Shorts: U.S.

Pentagon presses Syria, Lebanon on Hezbollah

washington (jta) | The U.S. military is coordinating with Lebanon and Syria in an attempt to stop Hezbollah from launching rockets into Israel.

“We are only initiating our relationships with those two countries, and we expect that to increase,” Lt. Gen. Lance Smith, deputy commander of Centcom, the U.S. Central Command, said Nov. 18 in a Washington news conference. “But we obviously have great concern about the rockets and the efforts of Hezbollah in the area.”

U.S. and U.N. officials condemned recent rocket attacks on northern Israel believed to have been fired by the Lebanese Shi’ite militia.

Scalia says U.S. not religion-neutral

new york (ap) | Supreme Court Justice Antonin Scalia says a religion-neutral government doesn’t fit with an America that reflects belief in God in everything from its money to its military.

Scalia told an interfaith conference at a New York synagogue that courts should consider that heritage in making their rulings.

In Europe, Scalia noted, religion-neutral leaders almost never publicly use the word “God.” But he asked, “Did it turn out that, by reason of the separation of church and state, the Jews were safer in Europe than they were in the United States of America?” He added, “I don’t think so.”

Scalia said official examples of the presence of faith go back to America’s Founding Fathers — the word “God” on U.S. currency, chaplains in the military and the legislature, real estate tax-exemptions for houses of worship and the phrase “under God” in the Pledge of Allegiance.

Lobbyist wanted Indians to benefit Jewish school

washington (jta) | A Jewish lobbyist under investigation by Congress reportedly asked American Indian tribal elders to name a Jewish school as a life insurance beneficiary in payment for lobbying services.

The Senate Indian Affairs committee heard evidence Nov. 17, regarding allegations that Jack Abramoff charged the Tigua tribe excessive fees for lobbying to allow the tribe to open casinos in Texas, the Washington Post reported Nov. 18.

Abramoff allegedly had been paid previously by competing tribes in a successful effort to shut down the Tiguas’ casinos; he then offered his services to the Tiguas, who were unaware of his earlier work. When the Tiguas ran out of money in 2003, having paid Abramoff millions of dollars in lobbying fees, he offered to continue representing them if elders named the Eshkol school he founded in suburban Maryland in their life insurance policies. The elders refused.

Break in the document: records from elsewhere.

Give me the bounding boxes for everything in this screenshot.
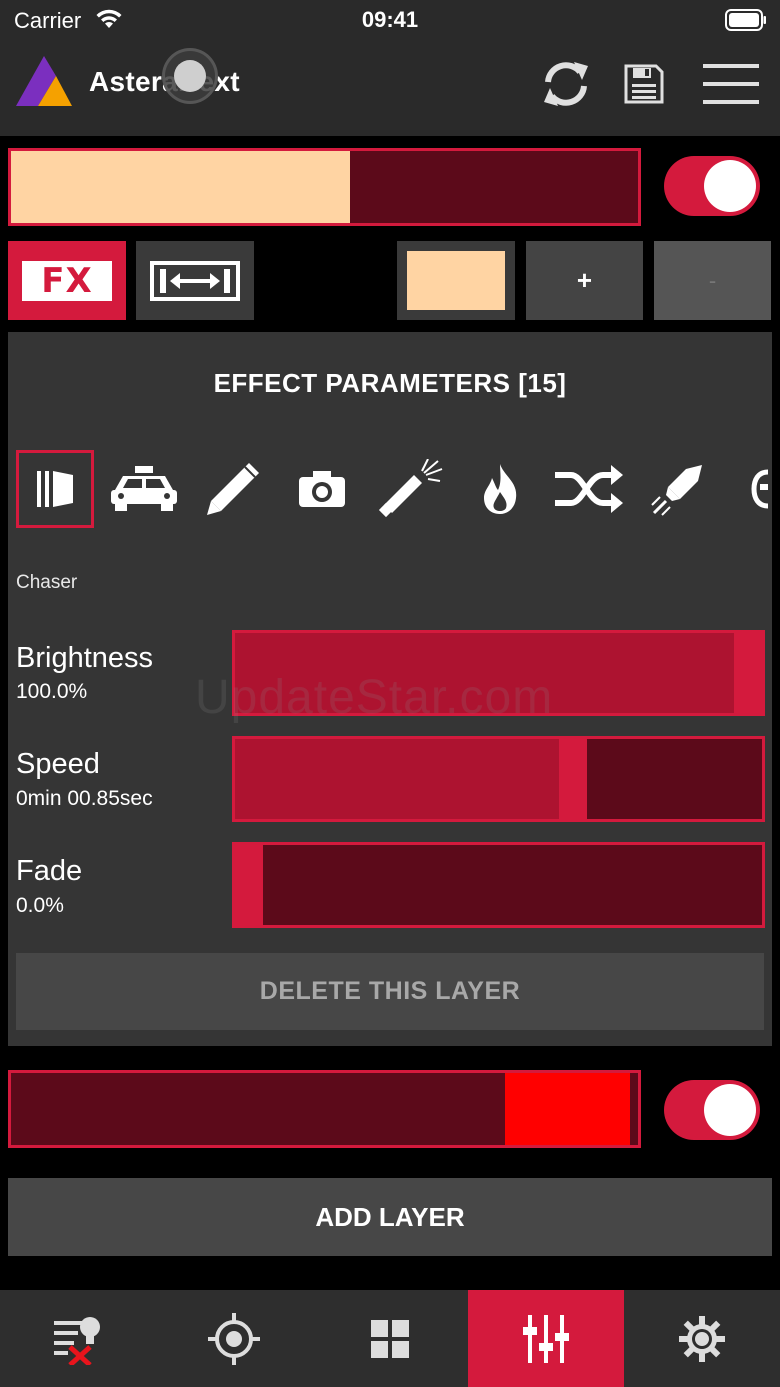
touch-indicator	[162, 48, 218, 104]
speed-value: 0min 00.85sec	[16, 787, 153, 810]
width-button[interactable]	[136, 241, 254, 320]
fade-value: 0.0%	[16, 894, 64, 917]
status-bar: Carrier 09:41	[0, 0, 780, 40]
sync-icon	[544, 62, 588, 106]
tab-bar	[0, 1290, 780, 1387]
speed-slider[interactable]	[232, 736, 765, 822]
brightness-label: Brightness	[16, 642, 154, 674]
effect-pencil[interactable]	[194, 450, 272, 528]
add-color-button[interactable]: +	[526, 241, 643, 320]
fire-icon	[484, 464, 517, 514]
settings-gear-icon	[679, 1315, 725, 1362]
sync-button[interactable]	[534, 54, 598, 114]
effect-welding[interactable]	[372, 450, 450, 528]
battery-icon	[725, 9, 766, 31]
menu-button[interactable]	[698, 54, 764, 114]
speed-label: Speed	[16, 748, 100, 780]
fx-button[interactable]: FX	[8, 241, 126, 320]
layer-1-fill	[11, 151, 350, 223]
brightness-slider-fill	[235, 633, 748, 713]
hamburger-menu-icon	[703, 64, 759, 104]
effect-firework[interactable]	[639, 450, 717, 528]
shuffle-icon	[555, 465, 623, 513]
tab-mixer[interactable]	[468, 1290, 624, 1387]
fade-slider-thumb[interactable]	[235, 845, 263, 925]
layer-2-level-bar[interactable]	[8, 1070, 641, 1148]
save-icon	[624, 64, 664, 104]
remove-color-button[interactable]: -	[654, 241, 771, 320]
fixture-list-icon	[54, 1316, 100, 1365]
effect-parameters-panel: EFFECT PARAMETERS [15] Chaser Brightness…	[8, 332, 772, 1046]
effect-shuffle[interactable]	[550, 450, 628, 528]
pencil-icon	[207, 463, 259, 515]
firework-rocket-icon	[651, 465, 702, 516]
tab-target[interactable]	[156, 1290, 312, 1387]
toggle-knob	[704, 160, 756, 212]
astera-logo-icon	[16, 56, 72, 106]
selected-effect-name: Chaser	[16, 572, 78, 593]
chaser-icon	[37, 471, 73, 507]
app-header: AsteraNext	[0, 40, 780, 136]
effect-fire[interactable]	[461, 450, 539, 528]
effect-police[interactable]	[105, 450, 183, 528]
effects-row	[8, 450, 772, 530]
layer-2-toggle[interactable]	[664, 1080, 760, 1140]
tab-fixtures[interactable]	[0, 1290, 156, 1387]
tab-grid[interactable]	[312, 1290, 468, 1387]
clock: 09:41	[361, 7, 419, 32]
effect-chaser[interactable]	[16, 450, 94, 528]
welding-torch-icon	[378, 459, 443, 518]
camera-icon	[299, 471, 345, 507]
brightness-value: 100.0%	[16, 680, 88, 703]
fade-label: Fade	[16, 855, 83, 887]
speed-slider-fill	[235, 739, 574, 819]
layer-2-fill	[504, 1073, 630, 1145]
effect-camera[interactable]	[283, 450, 361, 528]
brightness-slider[interactable]	[232, 630, 765, 716]
more-effects-icon	[751, 469, 769, 509]
panel-title: EFFECT PARAMETERS [15]	[213, 368, 567, 398]
layer-1-level-bar[interactable]	[8, 148, 641, 226]
police-car-icon	[111, 466, 177, 511]
grid-icon	[371, 1319, 409, 1358]
mixer-sliders-icon	[523, 1314, 569, 1363]
save-button[interactable]	[612, 54, 676, 114]
layer-1-toggle[interactable]	[664, 156, 760, 216]
fade-slider[interactable]	[232, 842, 765, 928]
expand-width-icon	[150, 260, 240, 301]
effect-more[interactable]	[728, 450, 772, 528]
toggle-knob	[704, 1084, 756, 1136]
color-swatch	[407, 251, 505, 310]
speed-slider-thumb[interactable]	[559, 739, 588, 819]
target-icon	[208, 1312, 260, 1365]
brightness-slider-thumb[interactable]	[734, 633, 762, 713]
add-layer-button[interactable]: ADD LAYER	[8, 1178, 772, 1256]
delete-layer-button[interactable]: DELETE THIS LAYER	[16, 953, 764, 1030]
fx-label: FX	[22, 260, 112, 301]
tab-settings[interactable]	[624, 1290, 780, 1387]
color-swatch-button[interactable]	[397, 241, 515, 320]
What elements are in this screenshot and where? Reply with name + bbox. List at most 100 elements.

Federations blast divestment

new york (jta) | The North American Jewish federation system is opposing efforts by the Presbyterian Church USA to divest from companies that do business with Israel.

In the wake of the church’s decision to begin a “phased selective divestment” process and the subsequent move by Episcopalians to consider divestment, the United Jewish Communities’ board of trustees voted unanimously last week to take opposing action.

The UJC resolution “recommends that federations, community relations councils and other Jewish organizations take actions at the national and local levels aimed at convincing the leadership of the Presbyterian Church to rescind its divestment decision, and demonstrating to other church groups both the seriousness with which the American Jewish community views divestment and that divestment from Israel is counterproductive in helping to build an enduring peace between Israel and her neighbors.”

Bush honors neoconservatives

washington (jta) | President Bush awarded Humanities Medals to two prominent Jewish neoconservatives, Gertrude Himmelfarb and Hilton Kramer. The two joined other Arts and Humanities medal winners at a White House ceremony on Wednesday, Nov. 17.

Himmelfarb is an essayist and historian. Kramer is editor and publisher of New Criterion, a neoconservative journal of cultural criticism.

Specter OK’d after all

washington (jta) | Sen. Arlen Specter (R-Pa.) — under fire for two weeks for suggesting that judicial appointees who oppose abortion would have a hard time being confirmed in the Senate — won the support of colleagues to serve as chair of the Senate Judiciary Committee.

Several conservative groups did not want Specter, the senior Jewish Republican senator, to serve as chair of the committee, which reviews judicial appointments.